Main Text
Proteomics techniques are increasingly tackling the identification and quantification of intact proteoforms, via the so-called top-down (TD) proteomics mass spectrometry (MS)-based approaches, in addition to the more widely used ‘bottom-up’ proteomics analysis. Proteoforms are the distinct molecular species of an expressed and translated gene including the precise combination of sequence variants, alternative splicing events, post-translational proteolysis (e.g. signal peptide cleavage) and post-translational modifications (PTMs) [1].
The increasing popularity of open science practices in proteomics has resulted in the dramatic growth of publicly available MS-based proteomics datasets. The PRIDE database (https://www.ebi.ac.uk/pride/) [2] is the largest proteomics data repository worldwide and is one of the founding members of the ProteomeXchange consortium [3]. As of May 2023, PRIDE stores approximately 34,000 datasets. ProteomeXchange resources adopt the FAIR data principles (Findability, Accessibility, Interoperability and Reusability) [4]. One of the main benefits of making data publicly available is to enable data reuse and the reproducibility of the analysis, facilitating an independent assessment of the results described in the corresponding publications. Additionally, as is already happening in other proteomics fields, new knowledge and tools are being generated from data reuse activities, for instance by applying machine learning techniques [5]. Furthermore, in the context of data interoperability, it is important to highlight that ProteomeXchange resources implement the main open data standards developed by the Proteomics Standards Initiative [6], such as mzML (for MS data) [7] and mzTab (for peptide/protein identification and quantification) [8,9].

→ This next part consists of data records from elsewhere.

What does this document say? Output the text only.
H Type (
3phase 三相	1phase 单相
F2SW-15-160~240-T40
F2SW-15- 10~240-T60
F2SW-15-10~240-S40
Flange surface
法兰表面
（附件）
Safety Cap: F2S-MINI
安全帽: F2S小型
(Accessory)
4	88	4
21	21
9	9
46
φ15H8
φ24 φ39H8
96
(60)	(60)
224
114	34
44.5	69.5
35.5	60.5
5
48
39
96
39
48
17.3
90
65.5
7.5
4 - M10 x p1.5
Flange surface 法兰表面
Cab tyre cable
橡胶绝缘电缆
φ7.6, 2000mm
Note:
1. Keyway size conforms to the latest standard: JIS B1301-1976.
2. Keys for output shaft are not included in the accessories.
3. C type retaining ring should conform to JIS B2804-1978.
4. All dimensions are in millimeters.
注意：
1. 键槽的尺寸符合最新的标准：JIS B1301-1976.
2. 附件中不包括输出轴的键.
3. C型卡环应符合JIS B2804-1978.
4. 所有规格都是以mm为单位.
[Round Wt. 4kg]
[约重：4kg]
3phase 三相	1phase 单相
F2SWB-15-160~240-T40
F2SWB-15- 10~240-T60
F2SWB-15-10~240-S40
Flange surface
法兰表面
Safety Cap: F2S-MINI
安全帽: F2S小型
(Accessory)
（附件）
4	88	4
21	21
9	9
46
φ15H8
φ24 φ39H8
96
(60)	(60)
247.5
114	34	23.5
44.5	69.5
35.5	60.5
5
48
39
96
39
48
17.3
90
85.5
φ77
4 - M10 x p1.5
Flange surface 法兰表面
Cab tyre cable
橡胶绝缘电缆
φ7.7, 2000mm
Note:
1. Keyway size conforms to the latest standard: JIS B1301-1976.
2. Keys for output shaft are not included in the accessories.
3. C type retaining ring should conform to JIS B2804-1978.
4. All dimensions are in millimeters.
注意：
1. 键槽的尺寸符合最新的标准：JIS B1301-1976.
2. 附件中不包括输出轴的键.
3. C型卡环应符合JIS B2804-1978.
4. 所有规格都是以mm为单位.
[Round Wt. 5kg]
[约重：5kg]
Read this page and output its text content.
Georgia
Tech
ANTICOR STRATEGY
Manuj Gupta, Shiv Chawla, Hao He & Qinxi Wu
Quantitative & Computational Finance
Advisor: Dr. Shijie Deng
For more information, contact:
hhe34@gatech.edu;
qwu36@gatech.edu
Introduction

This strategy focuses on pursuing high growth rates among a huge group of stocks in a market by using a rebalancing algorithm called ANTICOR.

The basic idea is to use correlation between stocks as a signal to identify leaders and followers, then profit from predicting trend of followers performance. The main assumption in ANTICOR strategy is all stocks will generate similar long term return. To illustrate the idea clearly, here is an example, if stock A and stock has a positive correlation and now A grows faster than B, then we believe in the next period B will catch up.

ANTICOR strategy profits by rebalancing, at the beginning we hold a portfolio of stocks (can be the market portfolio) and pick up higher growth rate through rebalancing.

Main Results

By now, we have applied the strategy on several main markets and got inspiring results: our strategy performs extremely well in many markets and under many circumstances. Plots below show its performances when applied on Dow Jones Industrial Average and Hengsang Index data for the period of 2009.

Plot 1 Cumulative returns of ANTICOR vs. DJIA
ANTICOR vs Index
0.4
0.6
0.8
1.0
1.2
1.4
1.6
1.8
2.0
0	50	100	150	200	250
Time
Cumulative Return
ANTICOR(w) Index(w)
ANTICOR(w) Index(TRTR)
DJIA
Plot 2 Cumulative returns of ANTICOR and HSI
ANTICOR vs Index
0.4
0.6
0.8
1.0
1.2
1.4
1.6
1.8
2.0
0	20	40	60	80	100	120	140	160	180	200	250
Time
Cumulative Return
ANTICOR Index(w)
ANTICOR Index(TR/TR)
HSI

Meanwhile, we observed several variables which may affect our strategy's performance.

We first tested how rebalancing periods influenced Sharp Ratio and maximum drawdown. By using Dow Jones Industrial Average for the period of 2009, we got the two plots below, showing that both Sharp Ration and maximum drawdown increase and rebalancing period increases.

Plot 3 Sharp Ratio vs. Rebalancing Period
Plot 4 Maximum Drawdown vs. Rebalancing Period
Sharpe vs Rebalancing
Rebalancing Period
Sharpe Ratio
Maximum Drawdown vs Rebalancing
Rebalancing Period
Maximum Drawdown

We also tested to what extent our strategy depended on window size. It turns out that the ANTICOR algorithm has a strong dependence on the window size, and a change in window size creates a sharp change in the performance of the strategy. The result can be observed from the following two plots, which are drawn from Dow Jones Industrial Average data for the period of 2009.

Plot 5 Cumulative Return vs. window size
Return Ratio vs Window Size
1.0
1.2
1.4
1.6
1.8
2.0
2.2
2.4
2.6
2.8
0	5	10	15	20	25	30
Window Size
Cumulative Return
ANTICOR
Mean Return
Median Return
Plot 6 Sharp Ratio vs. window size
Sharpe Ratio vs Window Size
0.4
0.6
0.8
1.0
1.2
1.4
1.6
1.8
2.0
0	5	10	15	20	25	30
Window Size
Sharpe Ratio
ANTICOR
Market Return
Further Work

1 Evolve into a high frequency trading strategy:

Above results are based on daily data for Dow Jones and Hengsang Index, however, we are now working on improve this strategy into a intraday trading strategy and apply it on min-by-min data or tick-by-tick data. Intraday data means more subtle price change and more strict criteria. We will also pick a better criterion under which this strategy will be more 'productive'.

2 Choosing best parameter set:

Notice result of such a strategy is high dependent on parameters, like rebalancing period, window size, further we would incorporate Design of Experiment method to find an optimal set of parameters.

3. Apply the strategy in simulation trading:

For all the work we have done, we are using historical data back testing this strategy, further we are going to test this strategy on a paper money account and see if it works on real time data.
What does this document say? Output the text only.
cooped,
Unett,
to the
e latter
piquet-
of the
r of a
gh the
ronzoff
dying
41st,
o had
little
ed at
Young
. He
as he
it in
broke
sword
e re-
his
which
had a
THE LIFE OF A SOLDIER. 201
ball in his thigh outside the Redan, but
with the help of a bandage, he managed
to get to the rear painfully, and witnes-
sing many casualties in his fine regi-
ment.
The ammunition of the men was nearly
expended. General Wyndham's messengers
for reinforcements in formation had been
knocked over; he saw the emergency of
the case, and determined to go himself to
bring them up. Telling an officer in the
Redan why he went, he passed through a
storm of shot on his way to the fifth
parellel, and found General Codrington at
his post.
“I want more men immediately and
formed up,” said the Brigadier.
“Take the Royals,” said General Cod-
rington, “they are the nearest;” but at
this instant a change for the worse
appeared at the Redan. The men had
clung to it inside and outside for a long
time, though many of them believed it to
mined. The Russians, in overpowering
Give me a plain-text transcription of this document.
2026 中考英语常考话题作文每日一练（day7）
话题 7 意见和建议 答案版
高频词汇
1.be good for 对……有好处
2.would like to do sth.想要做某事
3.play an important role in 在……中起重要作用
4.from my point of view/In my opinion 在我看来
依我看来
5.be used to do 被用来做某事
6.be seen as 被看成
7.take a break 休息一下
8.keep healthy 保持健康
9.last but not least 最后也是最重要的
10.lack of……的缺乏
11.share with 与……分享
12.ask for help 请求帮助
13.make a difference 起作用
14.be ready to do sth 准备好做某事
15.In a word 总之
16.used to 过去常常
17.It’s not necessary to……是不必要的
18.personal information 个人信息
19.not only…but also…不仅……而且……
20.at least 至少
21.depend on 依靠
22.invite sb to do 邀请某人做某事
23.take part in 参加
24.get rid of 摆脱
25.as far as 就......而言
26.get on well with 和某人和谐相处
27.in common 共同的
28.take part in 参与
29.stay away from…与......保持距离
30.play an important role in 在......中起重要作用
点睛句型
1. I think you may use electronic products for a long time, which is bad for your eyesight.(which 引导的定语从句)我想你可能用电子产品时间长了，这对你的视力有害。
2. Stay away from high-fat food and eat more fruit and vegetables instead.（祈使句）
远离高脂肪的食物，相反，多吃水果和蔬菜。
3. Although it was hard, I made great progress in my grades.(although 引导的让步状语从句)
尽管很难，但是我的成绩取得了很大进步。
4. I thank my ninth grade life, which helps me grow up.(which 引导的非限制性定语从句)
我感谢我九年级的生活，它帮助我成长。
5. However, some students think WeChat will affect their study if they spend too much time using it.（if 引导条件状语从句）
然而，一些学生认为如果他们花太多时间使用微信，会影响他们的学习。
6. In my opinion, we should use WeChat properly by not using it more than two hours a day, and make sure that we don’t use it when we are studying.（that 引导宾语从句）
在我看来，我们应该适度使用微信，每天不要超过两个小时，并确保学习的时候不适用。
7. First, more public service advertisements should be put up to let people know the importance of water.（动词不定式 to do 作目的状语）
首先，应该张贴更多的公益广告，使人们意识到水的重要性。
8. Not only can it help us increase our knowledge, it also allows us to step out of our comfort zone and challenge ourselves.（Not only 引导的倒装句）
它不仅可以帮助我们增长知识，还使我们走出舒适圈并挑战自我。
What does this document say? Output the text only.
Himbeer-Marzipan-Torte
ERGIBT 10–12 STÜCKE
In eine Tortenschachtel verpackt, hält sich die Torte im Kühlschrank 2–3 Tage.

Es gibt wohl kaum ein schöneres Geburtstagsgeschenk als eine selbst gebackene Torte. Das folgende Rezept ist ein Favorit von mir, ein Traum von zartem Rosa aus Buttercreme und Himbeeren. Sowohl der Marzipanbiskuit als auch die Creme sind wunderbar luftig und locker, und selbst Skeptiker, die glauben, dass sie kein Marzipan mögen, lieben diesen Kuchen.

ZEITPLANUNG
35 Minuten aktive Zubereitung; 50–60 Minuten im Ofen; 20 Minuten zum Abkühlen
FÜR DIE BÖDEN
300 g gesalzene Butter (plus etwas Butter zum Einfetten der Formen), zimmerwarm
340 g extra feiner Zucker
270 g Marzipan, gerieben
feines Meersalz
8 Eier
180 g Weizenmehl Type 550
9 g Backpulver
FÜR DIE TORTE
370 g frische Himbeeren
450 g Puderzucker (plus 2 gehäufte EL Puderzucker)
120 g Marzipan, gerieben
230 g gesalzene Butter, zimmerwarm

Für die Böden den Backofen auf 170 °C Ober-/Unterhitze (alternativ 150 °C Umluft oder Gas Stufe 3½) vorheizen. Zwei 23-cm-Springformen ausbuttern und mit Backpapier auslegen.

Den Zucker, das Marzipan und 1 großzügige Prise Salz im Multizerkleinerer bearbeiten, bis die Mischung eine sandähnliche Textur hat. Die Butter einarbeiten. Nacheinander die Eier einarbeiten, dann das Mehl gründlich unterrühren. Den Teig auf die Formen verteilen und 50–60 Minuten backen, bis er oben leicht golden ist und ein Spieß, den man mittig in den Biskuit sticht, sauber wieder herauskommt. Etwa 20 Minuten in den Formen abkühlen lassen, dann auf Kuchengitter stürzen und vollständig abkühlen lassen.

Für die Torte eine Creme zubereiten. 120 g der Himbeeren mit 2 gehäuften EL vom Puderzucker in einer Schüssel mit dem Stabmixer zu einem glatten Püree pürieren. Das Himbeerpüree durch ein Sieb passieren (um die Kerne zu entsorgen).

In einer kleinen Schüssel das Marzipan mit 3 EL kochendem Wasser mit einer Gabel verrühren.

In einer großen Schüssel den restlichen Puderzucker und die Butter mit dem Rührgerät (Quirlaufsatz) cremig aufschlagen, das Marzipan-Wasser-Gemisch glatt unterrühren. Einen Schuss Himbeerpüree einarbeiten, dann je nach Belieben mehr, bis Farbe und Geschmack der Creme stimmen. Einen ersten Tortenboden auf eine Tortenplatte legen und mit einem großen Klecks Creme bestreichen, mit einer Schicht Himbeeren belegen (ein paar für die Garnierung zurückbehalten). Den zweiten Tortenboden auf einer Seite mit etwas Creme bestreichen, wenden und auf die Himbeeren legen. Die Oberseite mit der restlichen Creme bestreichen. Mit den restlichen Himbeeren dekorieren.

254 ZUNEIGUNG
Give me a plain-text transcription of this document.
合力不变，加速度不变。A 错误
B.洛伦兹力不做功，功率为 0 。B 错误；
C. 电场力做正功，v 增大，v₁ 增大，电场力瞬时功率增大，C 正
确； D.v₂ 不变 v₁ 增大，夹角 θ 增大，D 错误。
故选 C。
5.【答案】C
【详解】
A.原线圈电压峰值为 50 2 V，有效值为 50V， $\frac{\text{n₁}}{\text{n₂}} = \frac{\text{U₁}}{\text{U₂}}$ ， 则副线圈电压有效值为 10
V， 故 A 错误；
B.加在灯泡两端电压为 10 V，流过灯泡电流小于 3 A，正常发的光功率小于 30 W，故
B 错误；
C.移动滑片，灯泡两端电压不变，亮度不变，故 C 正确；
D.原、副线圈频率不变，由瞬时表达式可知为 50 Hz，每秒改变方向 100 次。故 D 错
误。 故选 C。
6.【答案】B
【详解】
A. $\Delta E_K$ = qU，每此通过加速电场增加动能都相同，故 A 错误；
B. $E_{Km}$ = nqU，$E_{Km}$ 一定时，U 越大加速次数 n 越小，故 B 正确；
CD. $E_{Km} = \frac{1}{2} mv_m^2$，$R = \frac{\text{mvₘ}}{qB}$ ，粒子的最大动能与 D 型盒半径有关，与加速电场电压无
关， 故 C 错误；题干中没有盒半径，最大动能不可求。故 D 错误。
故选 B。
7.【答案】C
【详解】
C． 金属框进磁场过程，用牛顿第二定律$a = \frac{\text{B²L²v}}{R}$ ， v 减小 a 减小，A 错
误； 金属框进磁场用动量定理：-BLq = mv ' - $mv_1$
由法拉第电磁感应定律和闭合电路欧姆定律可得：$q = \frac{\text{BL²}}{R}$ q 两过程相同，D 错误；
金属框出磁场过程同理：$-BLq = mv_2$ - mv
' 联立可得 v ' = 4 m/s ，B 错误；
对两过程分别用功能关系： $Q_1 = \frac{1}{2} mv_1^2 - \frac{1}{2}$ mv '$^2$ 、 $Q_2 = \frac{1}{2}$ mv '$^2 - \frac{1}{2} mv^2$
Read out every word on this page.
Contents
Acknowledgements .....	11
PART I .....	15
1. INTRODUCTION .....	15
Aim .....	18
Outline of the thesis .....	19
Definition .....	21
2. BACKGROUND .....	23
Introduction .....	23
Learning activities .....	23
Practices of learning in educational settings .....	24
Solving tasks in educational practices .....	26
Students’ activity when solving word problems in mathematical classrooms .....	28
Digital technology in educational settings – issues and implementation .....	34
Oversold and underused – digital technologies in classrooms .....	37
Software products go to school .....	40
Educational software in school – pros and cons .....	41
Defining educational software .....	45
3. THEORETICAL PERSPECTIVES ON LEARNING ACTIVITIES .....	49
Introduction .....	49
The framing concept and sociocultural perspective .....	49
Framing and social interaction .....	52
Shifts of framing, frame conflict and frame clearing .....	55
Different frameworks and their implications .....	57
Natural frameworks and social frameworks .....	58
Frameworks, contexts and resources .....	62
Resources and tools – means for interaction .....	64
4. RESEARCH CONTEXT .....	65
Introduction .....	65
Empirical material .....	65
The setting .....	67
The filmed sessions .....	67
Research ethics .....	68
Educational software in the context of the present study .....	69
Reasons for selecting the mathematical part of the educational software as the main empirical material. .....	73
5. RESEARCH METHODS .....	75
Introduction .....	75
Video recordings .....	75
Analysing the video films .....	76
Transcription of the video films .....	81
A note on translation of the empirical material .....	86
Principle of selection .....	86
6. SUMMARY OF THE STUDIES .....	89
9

However, in the context of open science practices, TD proteomics lags behind others, more widely implemented, proteomics fields. For instance, the total number of submitted TD proteomics datasets to PRIDE is still small (approximately 231 datasets, of which are still 50 private, as of May 2023), although the trend is changing slowly. In our view, this is due to two reasons. On one hand, the number of TD proteomics practitioners is still relatively low when compared with bottom-up approaches. On the other hand and more importantly, TD datasets are not being made available at the same pace as in other proteomics fields. Furthermore, to increase data reuse of TD proteomics data, it is important to develop open software for enabling computational data (re-)analysis and visualisation. Indeed, advances in topics such as data integration and the reproducibility of the computational analyses, including scaling-up analysis capabilities for increasingly large experiments, are key to match the developments in other proteomics fields, and in the life sciences as a whole [10].
We here introduce an open, modular and flexible platform called TopDownApp for the analysis and visualisation of TD proteomics data, which can be applied for instance to public datasets. Since the TD data analysis methodology is still quite dynamic, a flexible and modular approach to data analysis was necessary. This is why TopDownApp was implemented using automated and modular analysis workflows – i.e. a flexible succession of tools, inputs/outputs connected through open data standard formats (as interoperability layer) and a modular choice of tools (through software containerisation) through Nextflow [11]. In the context of TD data analysis, currently, the most common and generally successive tasks are: MS raw file access, deconvolution and proteoform identification.